Afin de faire face à une grave crise financière, la Grèce avait en effet adopté, en février 2012, une loi prévoyant la soumission d’une offre de restructuration aux détenteurs de certaines obligations d’État grecques. Cette loi prévoyait également l’introduction d’une clause de restructuration dans les contrats d’émission concernés, de manière à ce que les conditions d’émission initiales des titres puissent être modifiées au moyen de décisions adoptées à la majorité qualifiée du capital restant dû. Aucun des particuliers concernés en l’espèce n’a accepté l’offre d’échange soumise par l’État grec sur la base de cette loi. Dans le cadre de la procédure de notification des actions à l’État grec (partie défenderesse), la question s’est posée de savoir si ces actions concernent la matière civile ou commerciale au sens du règlement (la notification pouvant alors être effectuée sur la base du règlement) ou bien s’ils ont pour objet un acte ou une omission d’un État commis dans l’exercice de la puissance publique (dans ce dernier cas, le règlement ne serait pas applicable).

L’arrêt

Dans son arrêt du 11 juin 2015, la CJUE répond que des actions juridictionnelles telles que celles en cause, introduites par des détenteurs privés d’obligations contre l’État émetteur, rentrent dans le champ d’application du règlement dans la mesure où il n’apparaît pas qu’elles ne relèvent manifestement pas de la matière civile ou commerciale.

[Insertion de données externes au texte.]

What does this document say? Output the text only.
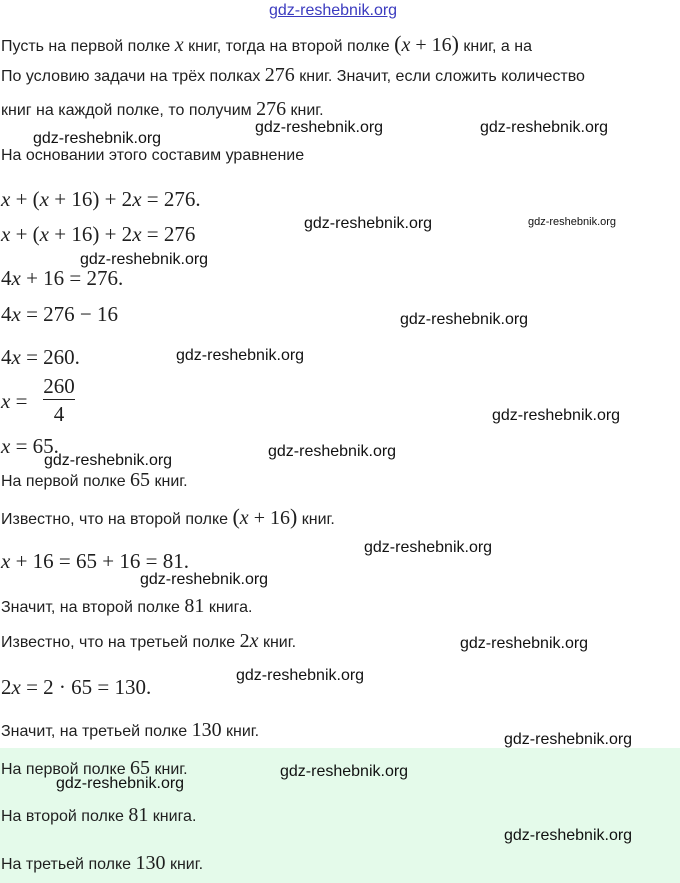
gdz-reshebnik.org
Пусть на первой полке x книг, тогда на второй полке (x + 16) книг, а на
По условию задачи на трёх полках 276 книг. Значит, если сложить количество
книг на каждой полке, то получим 276 книг.
На основании этого составим уравнение
x + (x + 16) + 2x = 276.
x + (x + 16) + 2x = 276
4x + 16 = 276.
4x = 276 − 16
4x = 260.
x =
260
4
x = 65.
На первой полке 65 книг.
Известно, что на второй полке (x + 16) книг.
x + 16 = 65 + 16 = 81.
Значит, на второй полке 81 книга.
Известно, что на третьей полке 2x книг.
2x = 2 · 65 = 130.
Значит, на третьей полке 130 книг.
На первой полке 65 книг.
На второй полке 81 книга.
На третьей полке 130 книг.
gdz-reshebnik.org
gdz-reshebnik.org	gdz-reshebnik.org
gdz-reshebnik.org	gdz-reshebnik.org
gdz-reshebnik.org
gdz-reshebnik.org
gdz-reshebnik.org
gdz-reshebnik.org
gdz-reshebnik.org
gdz-reshebnik.org
gdz-reshebnik.org
gdz-reshebnik.org
gdz-reshebnik.org
gdz-reshebnik.org
gdz-reshebnik.org
gdz-reshebnik.org
gdz-reshebnik.org
gdz-reshebnik.org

En ce qui concerne plus spécialement les actions introduites devant le Landgericht Wiesbaden et le Landgericht Kiel, la Cour constate qu’il ne peut pas être conclu que ces affaires ne relèvent manifestement pas de la matière civile ou commerciale au sens du règlement. Dès lors, le règlement est applicable à ces affaires.

La Cour signale ainsi que "l’émission d’obligations ne présuppose pas nécessairement l’exercice de pouvoirs exorbitants par rapport aux règles applicables dans les relations entre les particuliers". Ensuite, la Cour constate que les conditions financières des titres en cause n'ont pas été fixées, dans le cadre de la restauration de la dette grecque, de façon unilatérale par l'État grec, mais plutôt selon des conditions de marché qui règlent l'échange et la rentabilité de ces instruments financiers, l'État grec ayant ainsi souhaité rester dans le cadre réglementaire de nature civile.

"Il est vrai que la loi grecque en cause s’inscrit dans le cadre de la gestion des finances publiques et, tout particulièrement, de la restructuration de la dette publique afin de faire face à une grave crise financière et c’est d’ailleurs dans ce but que la Grèce a introduit la possibilité d’un échange des titres dans les contrats en question", indique la Cour dans son arrêt. Elle relève cependant que le fait que cette possibilité ait été introduite par une loi n’est pas déterminant en soi pour conclure que l’État a exercé sa puissance publique.

Elle estime en outre qu’il n’apparaît pas "de manière manifeste" que l’adoption de la loi grecque en cause ait "entraîné de façon directe et immédiate des modifications quant aux conditions financières des titres en cause" et ait donc causé le préjudice allégué par les particuliers.